Par la décision n° 2022-5768 AN, le Conseil constitutionnel a annulé l’élection qui s’est déroulée dans la deuxième circonscription de la Marne. Il a relevé que les bulletins de vote au nom de Mme Miller, envoyés aux électeurs après validation par la commission de propagande pour le premier tour de scrutin, comportaient, sous la mention de son nom, la mention « La candidate officielle d’Emmanuel Macron », en méconnaissance des dispositions de l’article L. 52-3 du code électoral. Si Mme Miller a ultérieurement adressé directement aux bureaux de vote de la circonscription une nouvelle version de son bulletin de vote expurgée de la mention litigieuse, laquelle avait été mise à disposition des électeurs dans les bureaux de vote, 965 bulletins comportant la mention irrégulière, utilisés par des électeurs, ont été comptabilisés comme nuls pour ce motif par la commission de recensement à l’issue du scrutin du 12 juin 2022. Par suite, le Conseil a constaté que c’est à bon droit que cette dernière avait écarté les bulletins litigieux. Toutefois, en l’absence de doute sur l’intention des électeurs qui les ont utilisés et alors qu’il ne résulte pas de l’instruction que l’utilisation des bulletins litigieux ait résulté d’une manœuvre, le vote de ces électeurs a été privé de portée utile. Dès lors, le Conseil constitutionnel a jugé que, dans les circonstances de l’espèce, compte tenu du faible écart de voix entre les trois candidats arrivés en tête, l’absence de prise en compte des bulletins irréguliers du décompte des voix a eu pour effet de modifier l’identité des candidats qualifiés pour le second tour de scrutin, altérant ainsi la sincérité du scrutin.

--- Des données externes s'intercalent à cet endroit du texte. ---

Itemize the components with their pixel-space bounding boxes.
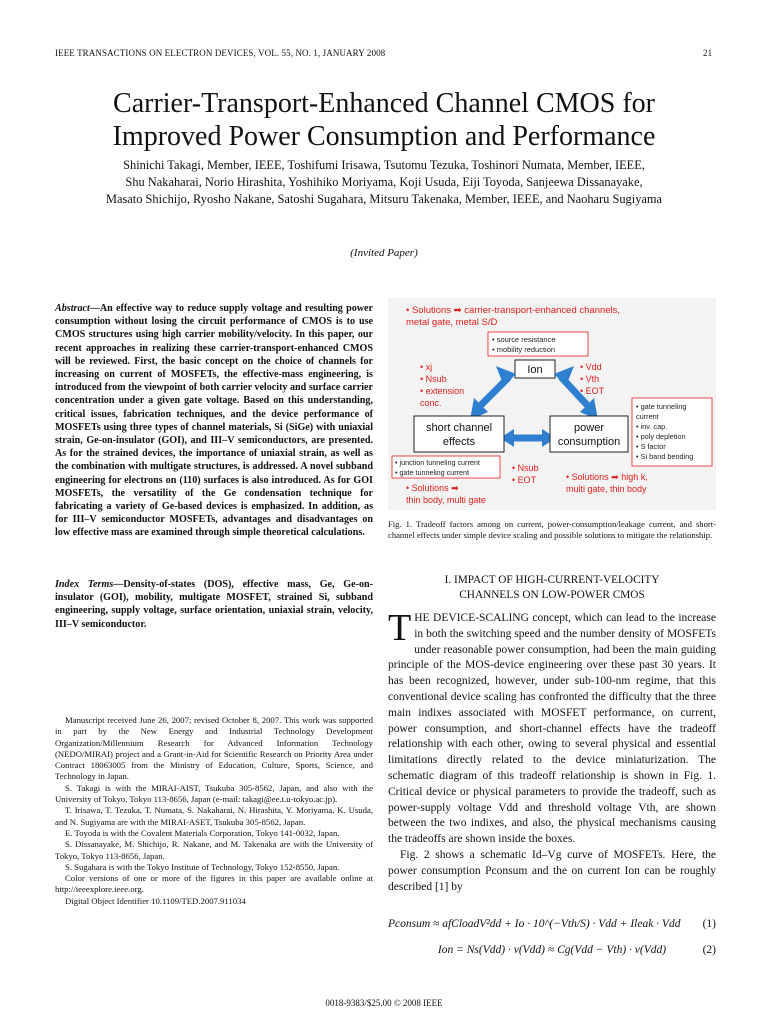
section-heading-line-2: CHANNELS ON LOW-POWER CMOS (459, 589, 645, 601)
equation-2-number: (2) (702, 944, 716, 956)
authors-line-1: Shinichi Takagi, Member, IEEE, Toshifumi Irisawa, Tsutomu Tezuka, Toshinori Numata, Member, IEEE, (123, 158, 645, 172)
section-heading (388, 573, 716, 603)
ion-cause: • source resistance (492, 335, 556, 344)
figure-1 (388, 298, 716, 510)
footnote: E. Toyoda is with the Covalent Materials Corporation, Tokyo 141-0032, Japan. (65, 827, 340, 838)
power-cause: current (636, 412, 659, 421)
left-param: • xj (420, 362, 433, 372)
authors-line-3: Masato Shichijo, Ryosho Nakane, Satoshi Sugahara, Mitsuru Takenaka, Member, IEEE, and Naoharu Sugiyama (105, 192, 663, 206)
left-param: • extension (420, 386, 465, 396)
invited-label: (Invited Paper) (350, 247, 418, 259)
power-label: power (574, 422, 604, 434)
left-param: conc. (420, 398, 442, 408)
copyright-footer: 0018-9383/$25.00 © 2008 IEEE (325, 998, 443, 1008)
short-channel-cause: • junction tunneling current (395, 458, 480, 467)
authors-line-2: Shu Nakaharai, Norio Hirashita, Yoshihiko Moriyama, Koji Usuda, Eiji Toyoda, Sanjeewa Dissanayake, (125, 175, 643, 189)
equation-1-number: (1) (702, 918, 716, 930)
drop-cap: T (388, 607, 412, 649)
bottom-param: • Nsub (512, 463, 539, 473)
tradeoff-diagram (388, 298, 716, 510)
index-terms-label: Index Terms (55, 579, 114, 590)
footnote: S. Takagi is with the MIRAI-AIST, Tsukuba 305-8562, Japan, and also with the University of Tokyo, Tokyo 113-8656, Japan (e-mail: takagi@ee.t.u-tokyo.ac.jp). (55, 782, 373, 805)
short-channel-label: effects (442, 436, 476, 448)
abstract-label: Abstract (55, 303, 90, 314)
power-cause: • poly depletion (636, 432, 686, 441)
left-solution-line-1: • Solutions ➡ (406, 483, 459, 493)
figure-caption: Fig. 1. Tradeoff factors among on current, power-consumption/leakage current, and short-channel effects under simple device scaling and possible solutions to mitigate the relationship. (388, 519, 716, 540)
title-line-1: Carrier-Transport-Enhanced Channel CMOS for (113, 88, 655, 119)
power-cause: • gate tunneling (636, 402, 687, 411)
equation-2 (388, 944, 716, 956)
ion-cause: • mobility reduction (492, 345, 556, 354)
footnote: S. Dissanayake, M. Shichijo, R. Nakane, and M. Takenaka are with the University of Tokyo, Tokyo 113-8656, Japan. (55, 839, 373, 861)
equation-1-body: Pconsum ≈ afCloadV²dd + Io · 10^(−Vth/S) · Vdd + Ileak · Vdd (388, 918, 681, 930)
abstract (55, 302, 373, 540)
running-header: IEEE TRANSACTIONS ON ELECTRON DEVICES, VOL. 55, NO. 1, JANUARY 2008 (55, 48, 386, 58)
footnote: S. Sugahara is with the Tokyo Institute of Technology, Tokyo 152-8550, Japan. (65, 861, 340, 872)
paper-title (0, 87, 768, 153)
index-terms-text: —Density-of-states (DOS), effective mass, Ge, Ge-on-insulator (GOI), mobility, multigate MOSFET, strained Si, subband engineering, supply voltage, surface orientation, uniaxial strain, velocity, III–V semiconductor. (55, 579, 373, 630)
left-solution-line-2: thin body, multi gate (406, 495, 486, 505)
top-solution-line-1: • Solutions ➡ carrier-transport-enhanced channels, (406, 305, 621, 316)
short-channel-label: short channel (425, 422, 493, 434)
footnote: Manuscript received June 26, 2007; revised October 8, 2007. This work was supported in part by the New Energy and Industrial Technology Development Organization/Millennium Research for Advanced Information Technology (NEDO/MIRAI) project and a Grant-in-Aid for Scientific Research on Priority Area under Contract 18063005 from the Ministry of Education, Culture, Sports, Science, and Technology in Japan. (55, 715, 373, 782)
power-cause: • Si band bending (636, 452, 694, 461)
short-channel-cause: • gate tunneling current (395, 468, 470, 477)
ion-label: Ion (527, 364, 543, 376)
page-number: 21 (703, 48, 713, 58)
footnote-doi: Digital Object Identifier 10.1109/TED.2007.911034 (65, 895, 246, 906)
section-heading-line-1: I. IMPACT OF HIGH-CURRENT-VELOCITY (444, 574, 660, 586)
power-label: consumption (557, 436, 621, 448)
top-solution-line-2: metal gate, metal S/D (406, 317, 498, 328)
right-param: • Vdd (580, 362, 602, 372)
footnote: Color versions of one or more of the figures in this paper are available online at http://ieeexplore.ieee.org. (55, 873, 373, 895)
right-param: • Vth (580, 374, 600, 384)
paragraph-2: Fig. 2 shows a schematic Id–Vg curve of MOSFETs. Here, the power consumption Pconsum and the on current Ion can be roughly described [1] by (388, 848, 716, 893)
power-cause: • S factor (636, 442, 666, 451)
right-solution-line-1: • Solutions ➡ high k, (566, 472, 648, 482)
equation-2-body: Ion = Ns(Vdd) · v(Vdd) ≈ Cg(Vdd − Vth) · v(Vdd) (437, 944, 667, 956)
index-terms (55, 578, 373, 631)
equation-1 (388, 918, 716, 930)
paragraph-1-text: HE DEVICE-SCALING concept, which can lead to the increase in both the switching speed and the number density of MOSFETs under reasonable power consumption, had been the main guiding principle of the MOS-device engineering over these past 30 years. It has been recognized, however, under sub-100-nm regime, that this conventional device scaling has confronted the difficulty that the three main indixes associated with MOSFET performance, on current, power consumption, and short-channel effects have the tradeoff relationship with each other, owing to several physical and essential limitations directly related to the device miniaturization. The schematic diagram of this tradeoff relationship is shown in Fig. 1. Critical device or physical parameters to provide the tradeoff, such as power-supply voltage Vdd and threshold voltage Vth, are shown between the two indixes, and also, the physical mechanisms causing the tradeoffs are shown inside the boxes. (388, 612, 716, 846)
bottom-param: • EOT (512, 475, 537, 485)
left-param: • Nsub (420, 374, 447, 384)
abstract-text: —An effective way to reduce supply voltage and resulting power consumption without losing the circuit performance of CMOS is to use CMOS structures using high carrier mobility/velocity. In this paper, our recent approaches in realizing these carrier-transport-enhanced CMOS will be reviewed. First, the basic concept on the choice of channels for increasing on current of MOSFETs, the effective-mass engineering, is introduced from the viewpoint of both carrier velocity and surface carrier concentration under a given gate voltage. Based on this understanding, critical issues, fabrication techniques, and the device performance of MOSFETs using three types of channel materials, Si (SiGe) with uniaxial strain, Ge-on-insulator (GOI), and III–V semiconductors, are presented. As for the strained devices, the importance of uniaxial strain, as well as the combination with multigate structures, is addressed. A novel subband engineering for electrons on (110) surfaces is also introduced. As for GOI MOSFETs, the versatility of the Ge condensation technique for fabricating a variety of Ge-based devices is emphasized. In addition, as for III–V semiconductor MOSFETs, advantages and disadvantages on low effective mass are examined through simple theoretical calculations. (55, 303, 373, 539)
author-list (0, 157, 768, 208)
right-param: • EOT (580, 386, 605, 396)
title-line-2: Improved Power Consumption and Performance (112, 121, 656, 152)
footnotes (55, 715, 373, 907)
right-solution-line-2: multi gate, thin body (566, 484, 647, 494)
body-text (388, 607, 716, 895)
paragraph-1 (388, 607, 716, 848)
power-cause: • inv. cap. (636, 422, 668, 431)
footnote: T. Irisawa, T. Tezuka, T. Numata, S. Nakaharai, N. Hirashita, Y. Moriyama, K. Usuda, and N. Sugiyama are with the MIRAI-ASET, Tsukuba 305-8562, Japan. (55, 805, 373, 827)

Par la décision n° 2022-5784 AN, le Conseil constitutionnel a annulé l’élection qui s’est déroulée dans la première circonscription de la Charente. Il a tout d’abord relevé qu’il résultait de l’instruction, notamment de l’examen des listes d’émargement des bureaux de vote contestés, que dix-huit votes, correspondant à des différences de signature significatives, devaient être regardés comme irrégulièrement exprimés. Il a par ailleurs constaté que huit votes avaient donné lieu à des émargements entre les cases réservées respectivement au premier et au second tours, sans qu’aucune marque ni indication sur ces listes ou sur les procès-verbaux ne permette de déterminer à quel tour ces émargements se sont rapportés ni, par suite, d’établir que les suffrages correspondant à ces émargements douteux ont bien été décomptés au titre du tour auquel ils correspondent. Le Conseil en a déduit que ces huit suffrages devaient également être regardés comme irrégulièrement exprimés. Enfin, il a relevé que le procès-verbal du bureau de vote n° 6 de la commune d’Angoulême indiquait qu’une personne, qui n’avait pas qualité pour voter faute de procuration régulière, avait introduit son bulletin dans l’urne avant que les membres du bureau ne se soient aperçus de son défaut de qualité pour voter. Par suite, dans ce bureau de vote, un suffrage devait être regardé comme irrégulièrement exprimé. Compte tenu de ce qui précède, le Conseil constitutionnel a jugé qu’il y avait lieu de déduire vingt-sept voix tant du nombre de suffrages obtenus par M. Mesnier, candidat proclamé élu, que du nombre total de suffrages exprimés. L’élection de M. Mesnier ayant été acquise avec une avance de vingt-quatre suffrages, inférieure aux vingt-sept suffrages irrégulièrement exprimés, les opérations électorales contestées ont été annulées.

Les derniers recours contre les élections législatives de juin 2022 dont est saisi le Conseil constitutionnel seront jugés d’ici la fin du mois de janvier 2023.